There is no evidence for a Biblical deluge. Fact. (corollary: just because other cultures share a similar ‘flood myth’ does not mean it happened – it just means that Man has recognized the importance of Water to our origins and have incorporated it into mythology)
Religion is not, nor shall it ever be, the source of rational explanations of any sort. It does not explain the origins of humanity, nor does it explain human behaviour, human sexuality, biological reproduction, the sources of crime, geography, geology, politics, death, life or why I never get what I want for Xmas. Science has not failed humanity, it has brought us war, pain, suffering, joy, relief, cures for old diseases, confusion, despair, inspiration, confidence and knowledge. Of all the routes to knowledge, it is the most reliable.

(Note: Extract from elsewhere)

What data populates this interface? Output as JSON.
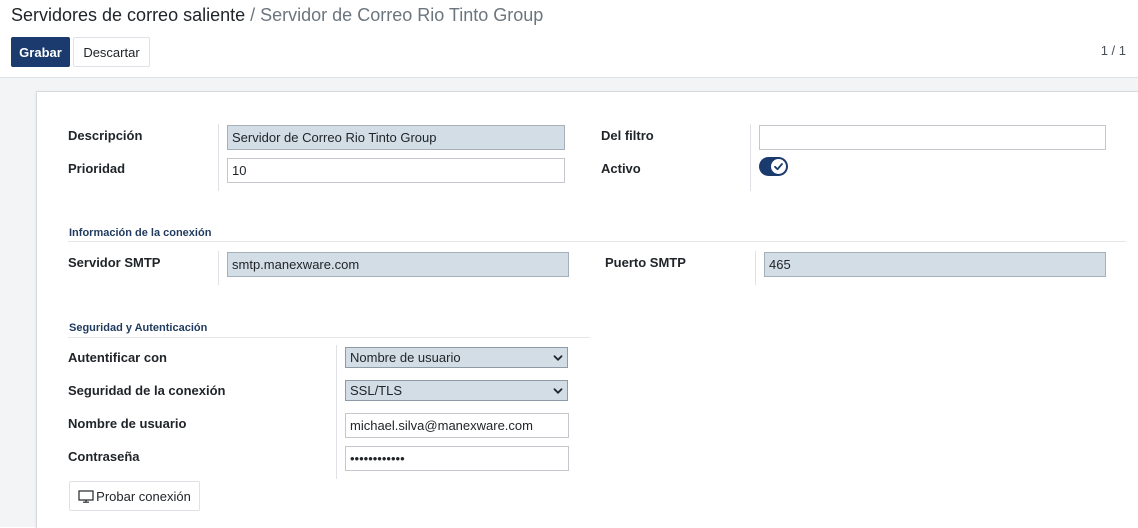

That these men still practice their professions (mechanical engineering and thermodynamics) means that they are simultaneously accepting and rejecting the scientific method. You can’t decry science’s ability to explain some things while having complete confidence in it for others – that is patently hypocritical. If you reject some of science, you reject all of it. Disagreeing with certain aspects of scientific theory, or questioning specific methods are part of science – it would not grow without the exchange of ideas this engenders – but denying that it has any merit at all to examine biological processes invalidates the scientific method for all areas of science.
Scientists can be religious, I know this. But, true scientists still accept the power of the scientific method, while keeping their faith separate. In fact, religion serves as a useful ‘moral compass’ to scientists whose work may lead to harm.
Trying to invoke the supernatural to explain natural processes that are explained thoroughly by science is cheap showmanship. To attempt to paste a moral template over Evolution, to make it look evil or misguided is wrong. Science doesn’t decide right and wrong in a moral sense, humans do. Humans impose values of right and wrong over the products of science, but it is impossible to do so with the method as a whole. X happens because of Y, and if we don’t know Y yet, it’s not because we aren’t looking, and it’s not because a supernatural entity caused it to happen.
Evolution continued without regard to what people might think of it in a million years. Evolution continues, and changes humanity as we zoom toward the future, all the while arguing about who or what started the engine.
Thank you, Matt Groening, Lisa Simpson, and Carl Sagan.